Edwin Frank Basinski was born in Buffalo on Nov. 4, 1922, one of seven children of Walter and Sophie Basinski. His father was a machinist. His mother, who played the piano, encouraged him to take violin lessons when he was a child. He tried out for his high school baseball team, but he was a skinny boy who wore thick glasses, his eyesight having been damaged by rheumatic fever at age 4, and the coach decided he didn’t fit the profile of a ballplayer.

He received a degree in mechanical engineering from the University of Buffalo (now the University at Buffalo), but it didn’t have a baseball team. He worked at the Curtiss-Wright aircraft plant in Buffalo and starred for semipro baseball teams, catching the attention of a Dodger scout. He received a $5,000 bonus for signing with Brooklyn and made his debut against the Cincinnati Reds on May 20, 1944.

Basinski’s Dodger teammates, whose acquaintance with the musical world may have been limited to “Take Me Out to the Ballgame,” ribbed him for his violin skills.

Soon after his arrival at Ebbets Field, Basinski was in the Dodger clubhouse, in uniform, playing Strauss waltzes, when Manager Leo Durocher, who was evidently skeptical about reports that Basinski was a professional violinist, walked in.

“He stopped and looked at me and said, ‘Well, I’ll be a son of a bitch,’” Basinski said in a 2011 interview with The New York Times.

“While he was shaving, I was right next to him, giving it to him with my violin,” Basinski said.

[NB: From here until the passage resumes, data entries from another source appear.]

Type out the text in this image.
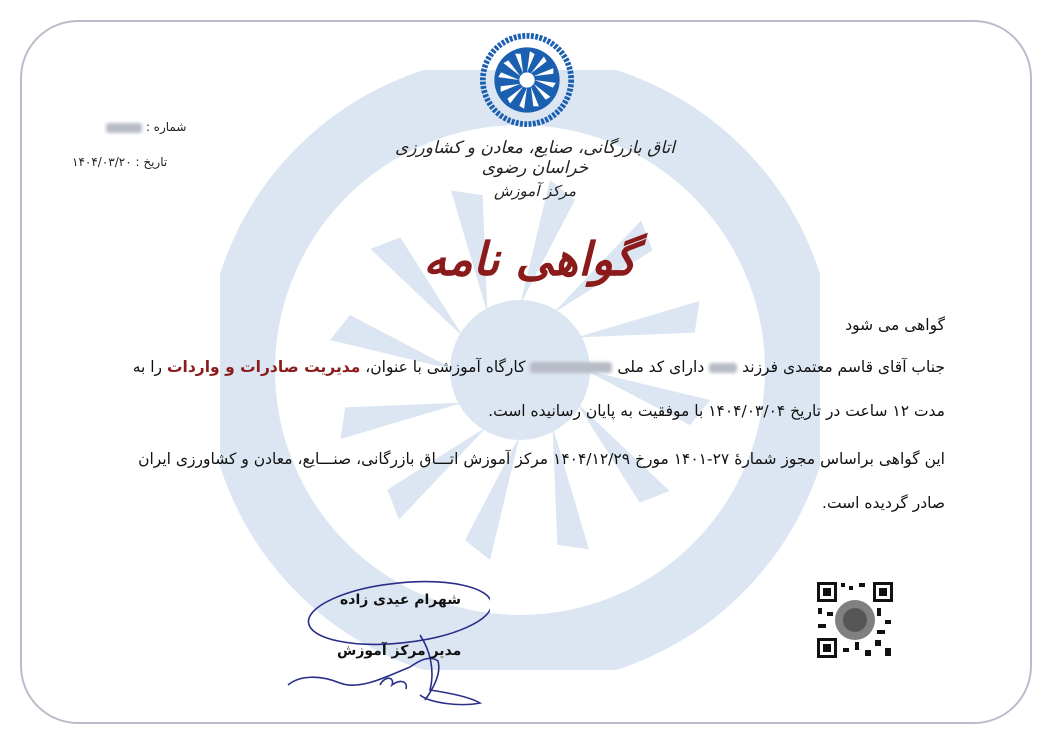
شماره :
تاریخ : ۱۴۰۴/۰۳/۲۰
اتاق بازرگانی، صنایع، معادن و کشاورزی خراسان رضوی
مرکز آموزش
گواهی نامه
گواهی می شود
جناب آقای قاسم معتمدی فرزند  دارای کد ملی  کارگاه آموزشی با عنوان، مدیریت صادرات و واردات را به
مدت ۱۲ ساعت در تاریخ ۱۴۰۴/۰۳/۰۴ با موفقیت به پایان رسانیده است.
این گواهی براساس مجوز شمارۀ ۲۷-۱۴۰۱ مورخ ۱۴۰۴/۱۲/۲۹ مرکز آموزش اتـــاق بازرگانی، صنـــایع، معادن و کشاورزی ایران
صادر گردیده است.
شهرام عیدی زاده
مدیر مرکز آموزش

Basinski had a .244 career major league batting average.

After leaving baseball, he worked as an account manager at Consolidated Freightways of Portland for 31 years.

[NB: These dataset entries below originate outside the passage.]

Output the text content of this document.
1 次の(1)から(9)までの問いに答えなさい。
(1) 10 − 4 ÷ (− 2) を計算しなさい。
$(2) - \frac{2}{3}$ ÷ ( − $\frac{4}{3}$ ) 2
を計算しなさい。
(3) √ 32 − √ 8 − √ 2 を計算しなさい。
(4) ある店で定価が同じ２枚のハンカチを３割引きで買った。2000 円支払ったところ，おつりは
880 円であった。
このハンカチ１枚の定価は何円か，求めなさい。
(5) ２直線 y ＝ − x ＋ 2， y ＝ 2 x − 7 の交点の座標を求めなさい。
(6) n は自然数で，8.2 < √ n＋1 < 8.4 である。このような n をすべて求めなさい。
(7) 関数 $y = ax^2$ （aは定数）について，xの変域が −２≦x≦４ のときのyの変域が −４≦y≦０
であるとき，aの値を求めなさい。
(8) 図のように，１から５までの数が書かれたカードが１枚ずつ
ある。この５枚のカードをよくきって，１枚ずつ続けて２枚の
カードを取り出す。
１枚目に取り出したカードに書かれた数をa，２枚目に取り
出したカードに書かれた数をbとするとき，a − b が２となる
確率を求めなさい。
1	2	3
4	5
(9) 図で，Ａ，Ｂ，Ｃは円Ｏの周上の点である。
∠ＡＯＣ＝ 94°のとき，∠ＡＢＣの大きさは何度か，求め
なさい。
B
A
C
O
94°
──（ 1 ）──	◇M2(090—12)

In addition to his son Dave, Basinski is survived by two grandchildren and three great-grandchildren. Another son, Jeff, died in 2011.

Basinski told The Times that there was a relationship between playing the violin and fielding ground balls. “I had great quickness because of the bowing and the fingering, which just has to be lightning quick,” he said. “There is a great correlation.”

And he recalled a recital he performed at home plate between games of a Pacific Coast League doubleheader.

“I got a tremendous ovation,” he said, “and had a good doubleheader too.”